Re: [PATCH v5 0/3] mm, proc: Implement /proc/<pid>/totmaps

From: Sonny Rao
Date: Mon Sep 19 2016 - 16:16:01 EST


On Mon, Sep 19, 2016 at 12:56 PM, Jann Horn <jann@xxxxxxxxx> wrote:
> On Mon, Sep 19, 2016 at 09:51:13PM +0200, Michal Hocko wrote:
>> [not sure why the CC list was trimmed - do no do that please unless you
>> have a strong reason for that - if this was not intentional please
>> restpre it]
>
> Ah, sorry, pressed the wrong key.
>
>
>> On Mon 19-09-16 21:40:01, Jann Horn wrote:
>> > On Mon, Sep 19, 2016 at 09:32:38PM +0200, Michal Hocko wrote:
>> > > On Mon 19-09-16 11:16:31, Robert Foss wrote:
>> > > > On 2016-09-14 05:12 AM, Michal Hocko wrote:
>> > > > > On Tue 13-09-16 13:27:39, Sonny Rao wrote:
>> > > [...]
>> > > > > > Given that smaps
>> > > > > > doesn't provide this in a straightforward way, what do you think is
>> > > > > > the right way to provide this information?
>> > > > >
>> > > > > I would be tempted to sneak it into /proc/<pid>/statm because that looks
>> > > > > like a proper place but getting this information is not for free
>> > > > > performance wise so I am not really sure something that relies on this
>> > > > > file would see unexpected stalls. Maybe this could be worked around by
>> > > > > some caching... I would suggest to check who is actually using this file
>> > > > > (top/ps etc...)
>> > > >
>> > > > What would this caching look like? Can any information be re-used between
>> > > > vma walks?
>> > >
>> > > yes basically return the same value if called within HZ or something
>> > > similar. But that assumes that statm latency really matters and it is
>> > > called often enough.
>> >
>> > That sounds horrible. If some application decides that they want to check
>> > statm directly after some action or so (like after program startup), this is
>> > going to give them a very bad time. That probably doesn't happen
>> > often - but still.
>> >
>> > I can already imagine some developer going "yeah, that usleep()... that's
>> > because the kernel API returns stale information for a couple milliseconds
>> > after we do something *shrug*".
>> >
>> > What are you trying to optimize for? Ten users on the same machine, each of
>> > which is running "top" because it looks so great?
>>
>> Please try to read what I wrote again. I didn't say this would be
>> needed. The idea was that _if_ /proc/<pid>/statm is used very _often_
>> than some caching might help to reduce the overhead. Especially when you
>> consider that the information is not precise anyway. It can change
>> anytime while you are doing the address space walk.
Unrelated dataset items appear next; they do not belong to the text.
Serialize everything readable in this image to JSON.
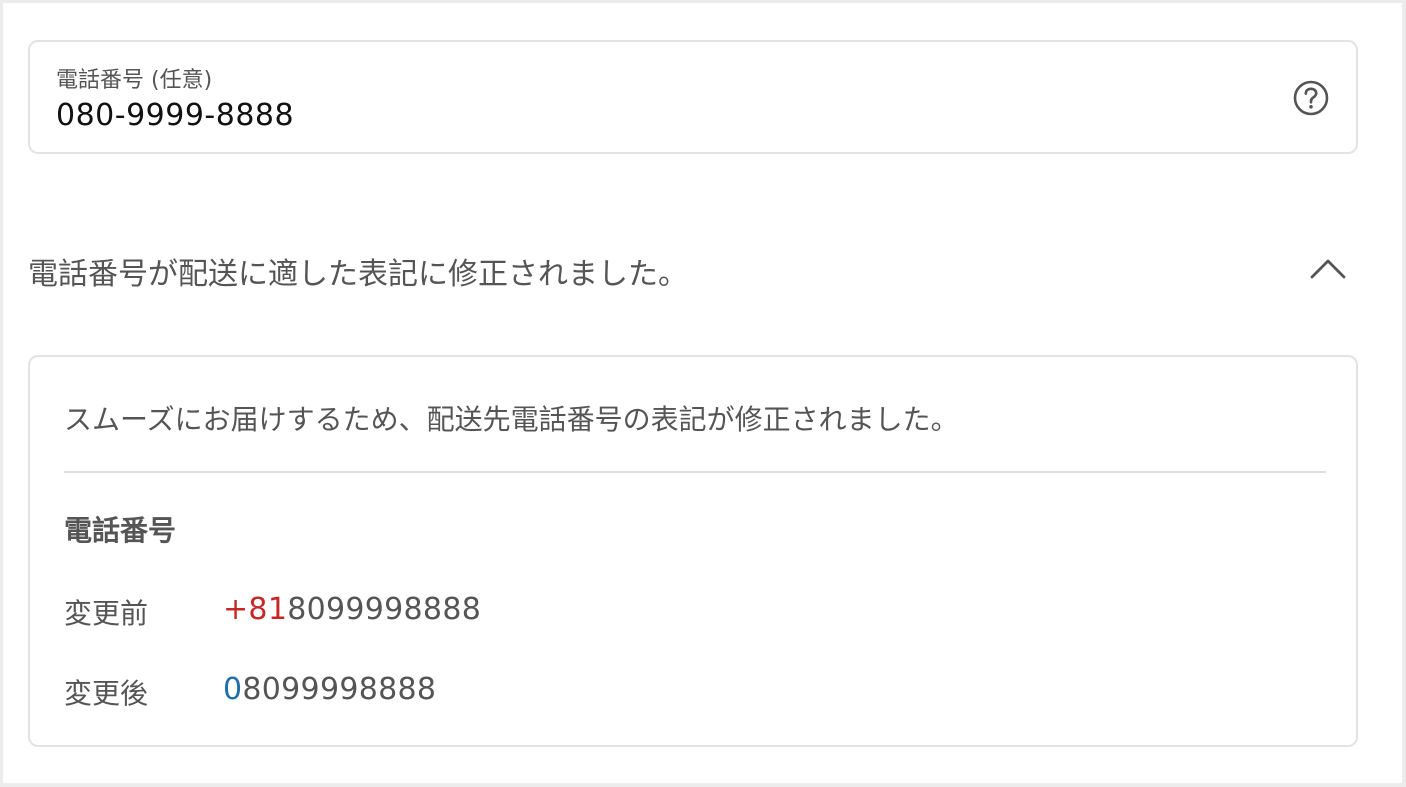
{
  "phone_field": {
    "label": "電話番号 (任意)",
    "value": "080-9999-8888",
    "help_icon": "question-circle-icon"
  },
  "notice": {
    "title": "電話番号が配送に適した表記に修正されました。",
    "toggle_icon": "chevron-up-icon",
    "expanded": true
  },
  "detail": {
    "message": "スムーズにお届けするため、配送先電話番号の表記が修正されました。",
    "heading": "電話番号",
    "before": {
      "label": "変更前",
      "highlight": "+81",
      "rest": "8099998888"
    },
    "after": {
      "label": "変更後",
      "highlight": "0",
      "rest": "8099998888"
    }
  },
  "colors": {
    "removed_highlight": "#c62828",
    "added_highlight": "#1f6fa8",
    "text": "#555555",
    "border": "#e3e3e3"
  }
}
Just thinking out loud here -- I haven't looked closely at the code so
please bear with me :-)

Instead of checking when the last read was and returning old data,
what about a scheme where we still have a timestamp for last stat read
on and any changes to that address space invalidate the timestamp.
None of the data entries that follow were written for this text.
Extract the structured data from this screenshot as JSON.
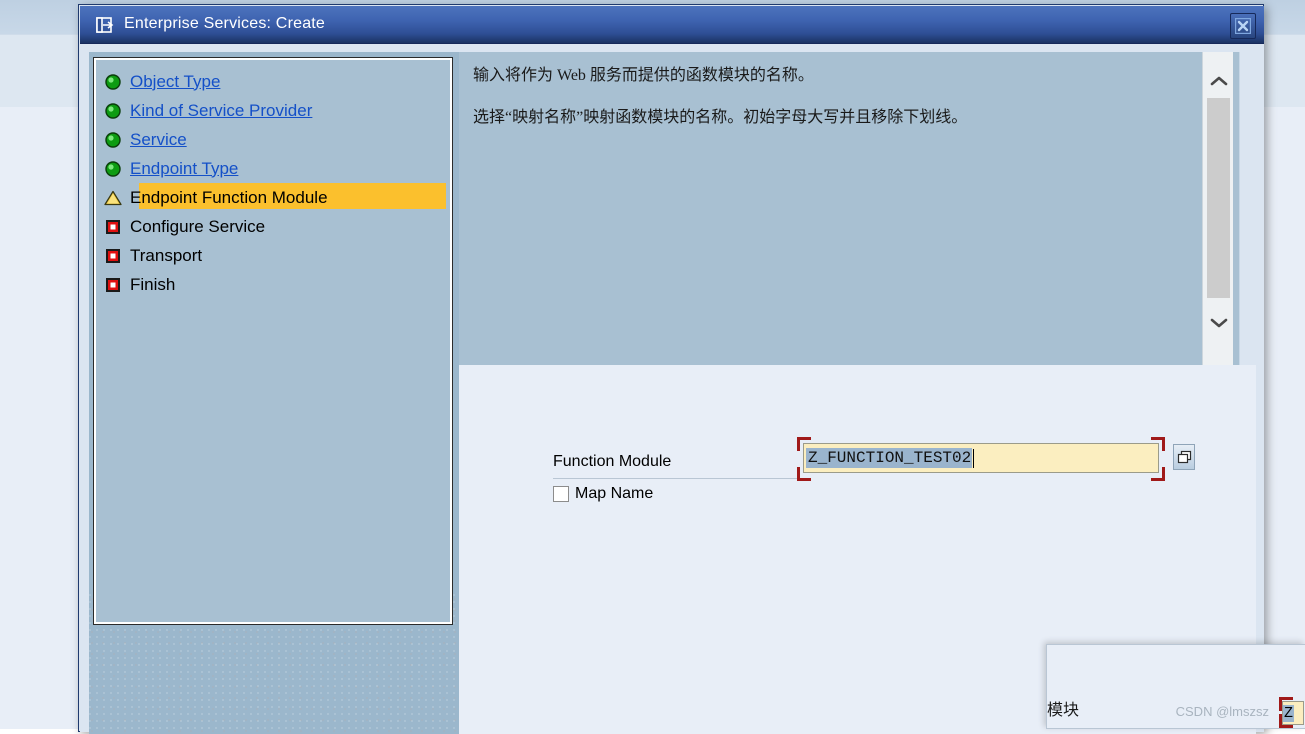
{
  "window": {
    "title": "Enterprise Services: Create",
    "title_icon": "dialog-export-icon",
    "close_icon": "close-icon"
  },
  "steps": [
    {
      "label": "Object Type",
      "state": "done",
      "icon": "green-circle-icon"
    },
    {
      "label": "Kind of Service Provider",
      "state": "done",
      "icon": "green-circle-icon"
    },
    {
      "label": "Service",
      "state": "done",
      "icon": "green-circle-icon"
    },
    {
      "label": "Endpoint Type",
      "state": "done",
      "icon": "green-circle-icon"
    },
    {
      "label": "Endpoint Function Module",
      "state": "current",
      "icon": "yellow-triangle-icon"
    },
    {
      "label": "Configure Service",
      "state": "pending",
      "icon": "red-square-icon"
    },
    {
      "label": "Transport",
      "state": "pending",
      "icon": "red-square-icon"
    },
    {
      "label": "Finish",
      "state": "pending",
      "icon": "red-square-icon"
    }
  ],
  "info": {
    "line1": "输入将作为 Web 服务而提供的函数模块的名称。",
    "line2": "选择“映射名称”映射函数模块的名称。初始字母大写并且移除下划线。",
    "scrollbar": {
      "up_icon": "chevron-up-icon",
      "down_icon": "chevron-down-icon"
    }
  },
  "form": {
    "function_module_label": "Function Module",
    "function_module_value": "Z_FUNCTION_TEST02",
    "function_module_placeholder": "",
    "value_help_icon": "value-help-icon",
    "map_name_label": "Map Name",
    "map_name_checked": false
  },
  "overlay": {
    "text": "模块",
    "input_value": "Z",
    "watermark": "CSDN @lmszsz"
  },
  "colors": {
    "titlebar_top": "#4d73bd",
    "titlebar_bottom": "#1b3263",
    "panel_blue": "#a8c0d2",
    "highlight_yellow": "#fbc02d",
    "input_yellow": "#fbeec0",
    "selection_blue": "#9ab4cd",
    "focus_red": "#a01919",
    "link_blue": "#1450c8"
  }
}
The invalidation could be racy because we're not too concerned about
immediate accuracy -- so just a write. The main issue I could see
which this is that it could cause the cacheline holding this timestamp
to bounce around a lot? Maybe there's an existing solution in the
page table locking that could be leveraged here to at least maintain
whatever scalability enhancements are present for this type of
situation where there are many updates happening in parallel.